Legal Theory Lessons from the Financial Crisis

The following post comes to us from David M. Driesen, University Professor at the Syracuse University College of Law. It is based on his article, “Legal Theory Lessons from the Financial Crisis,” which is forthcoming in the Journal of Corporation Law and is available here.

Many analysts have addressed the financial crisis’ implications in narrow terms, asking what financial reforms we should put in place in its wake. This post addresses a broader question: Does the financial crisis teach us lessons about legal theory more generally? This post argues that the financial crisis demands that we fundamentally rethink law and economics along more macroeconomic lines.

An important starting point involves understanding the role neoclassical law and economics played in creating the financial crisis. Neoclassical law and economics justified and supported the deregulation that made the financial crisis possible. It did this by shifting the normative values underlying financial regulation, leaving behind the goal of protecting investors from systemic risk and instead embracing the goal of maximizing economic efficiency. Using the assumption that market actors were rational and possessed perfect (or at least very good) information, law and economics scholars concluded that markets act efficiently on their own and that therefore there was little need for pesky regulation. This law and microeconomic approach supported the regulatory rollback that led to the financial crisis.

The financial crisis teaches us that allocative efficiency, the main goal of law and microeconomics, does not function as an important and realistic goal for laws addressing complex systems. Complexity and the institutional role of law make calculation of optimal rules impossible and relatively trivial for complex systems like those addressed through financial regulation, intellectual property, antitrust law, environmental law, and national security law.
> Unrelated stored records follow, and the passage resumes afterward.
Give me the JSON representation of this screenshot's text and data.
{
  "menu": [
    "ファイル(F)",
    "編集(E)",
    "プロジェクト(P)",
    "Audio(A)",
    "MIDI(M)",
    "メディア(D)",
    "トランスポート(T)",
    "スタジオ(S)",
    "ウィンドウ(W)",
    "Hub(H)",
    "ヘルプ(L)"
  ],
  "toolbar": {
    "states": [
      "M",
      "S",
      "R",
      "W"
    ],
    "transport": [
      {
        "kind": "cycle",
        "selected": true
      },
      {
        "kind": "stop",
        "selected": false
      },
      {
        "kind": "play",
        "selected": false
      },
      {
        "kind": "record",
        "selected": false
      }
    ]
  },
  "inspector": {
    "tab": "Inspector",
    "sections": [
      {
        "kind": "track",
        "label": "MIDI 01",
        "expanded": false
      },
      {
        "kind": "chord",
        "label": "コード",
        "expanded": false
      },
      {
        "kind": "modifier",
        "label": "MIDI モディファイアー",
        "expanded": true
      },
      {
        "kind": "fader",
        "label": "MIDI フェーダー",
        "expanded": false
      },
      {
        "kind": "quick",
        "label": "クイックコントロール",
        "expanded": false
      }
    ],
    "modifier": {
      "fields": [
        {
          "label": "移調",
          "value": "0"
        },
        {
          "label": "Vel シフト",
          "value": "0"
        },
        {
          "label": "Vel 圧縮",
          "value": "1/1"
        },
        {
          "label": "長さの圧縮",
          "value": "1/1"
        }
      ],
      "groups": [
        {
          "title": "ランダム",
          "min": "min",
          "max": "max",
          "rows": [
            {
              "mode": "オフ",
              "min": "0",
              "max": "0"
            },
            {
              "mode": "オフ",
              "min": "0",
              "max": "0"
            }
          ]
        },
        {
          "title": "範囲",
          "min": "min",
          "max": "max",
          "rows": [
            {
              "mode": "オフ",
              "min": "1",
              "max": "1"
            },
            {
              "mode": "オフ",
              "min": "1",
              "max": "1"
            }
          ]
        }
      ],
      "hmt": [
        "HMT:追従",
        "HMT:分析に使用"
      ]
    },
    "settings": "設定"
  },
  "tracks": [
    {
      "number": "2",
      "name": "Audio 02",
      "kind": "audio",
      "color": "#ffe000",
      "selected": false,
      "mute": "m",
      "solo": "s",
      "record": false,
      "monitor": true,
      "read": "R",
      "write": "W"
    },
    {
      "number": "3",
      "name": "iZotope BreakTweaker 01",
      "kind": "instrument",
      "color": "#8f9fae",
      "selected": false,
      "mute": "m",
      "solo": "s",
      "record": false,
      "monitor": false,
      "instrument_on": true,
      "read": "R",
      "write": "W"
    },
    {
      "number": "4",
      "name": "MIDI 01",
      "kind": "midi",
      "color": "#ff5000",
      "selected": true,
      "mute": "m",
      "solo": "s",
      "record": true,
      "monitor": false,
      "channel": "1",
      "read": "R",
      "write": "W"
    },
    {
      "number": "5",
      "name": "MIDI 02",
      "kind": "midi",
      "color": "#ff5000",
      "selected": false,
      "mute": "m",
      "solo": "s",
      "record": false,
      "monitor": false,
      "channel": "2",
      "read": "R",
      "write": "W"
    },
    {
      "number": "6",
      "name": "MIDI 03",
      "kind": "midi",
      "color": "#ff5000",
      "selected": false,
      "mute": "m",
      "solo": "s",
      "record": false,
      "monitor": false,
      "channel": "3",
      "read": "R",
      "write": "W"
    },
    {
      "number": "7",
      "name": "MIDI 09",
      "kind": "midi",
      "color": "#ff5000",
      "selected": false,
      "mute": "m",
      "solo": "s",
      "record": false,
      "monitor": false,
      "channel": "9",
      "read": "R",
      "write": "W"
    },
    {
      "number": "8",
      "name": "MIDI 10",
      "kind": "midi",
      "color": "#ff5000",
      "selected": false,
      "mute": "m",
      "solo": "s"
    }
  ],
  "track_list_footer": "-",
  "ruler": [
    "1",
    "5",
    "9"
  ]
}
Complex systems are dynamic in ways that make it impossible to calculate the costs and benefits of legal reforms for rules addressing such systems. No matter what the regulatory framework, the complexity subjects the regulated systems (and therefore any rule’s costs and benefits) to Knightian uncertainty (where probabilities cannot be predicted), nonlinearities, and therefore surprises. Apparently recognizing that complexity defeats identification of optimal rules through cost-benefit analysis, law and economics scholars have used assumptions of rationality and perfect information as a substitute for quantitative analysis of costs and benefits in finance and antitrust. These assumptions, of course, glorify markets and wish away some of their most important attributes (e.g., irrational exuberance during bubbles and fear when asset prices decline). The financial crisis teaches us that this cost-benefit-analysis-substitute dangerously supports deregulatory ideology. Furthermore, the dynamic nature of complex systems renders any equilibrium between costs and benefits short-lived and therefore of relatively little value. Complexity simply defeats efforts to calculate optimality.

The institutional function of law also defeats the use of efficiency as a goal for law addressing complex systems. Law does not function as a resource-allocating transaction. Instead, it provides a framework, under which private actors make a number of unpredictable transactions, thereby making prediction of efficient outcomes extremely unlikely. To be sure, law does influence resource allocation, but it does not control it when the law regulates complex systems with some role for private choice, like a financial system. Law provides a framework under which private actors can pursue efficiency, but is not itself either efficient or inefficient in a predictable way.

Accordingly, we need a macroeconomic approach to law. I have developed this approach and supported it in a recent book, The Economic Dynamics of Law. This economic dynamic approach would treat law as an effort to countervail negative trends over time with a goal of avoiding systemic risks while keeping a reasonably robust set of economic opportunities open. The Economic Dynamics of Law develops a methodological approach to accomplishing these goals rooted in institutional economics and the best practices of law and economics scholars.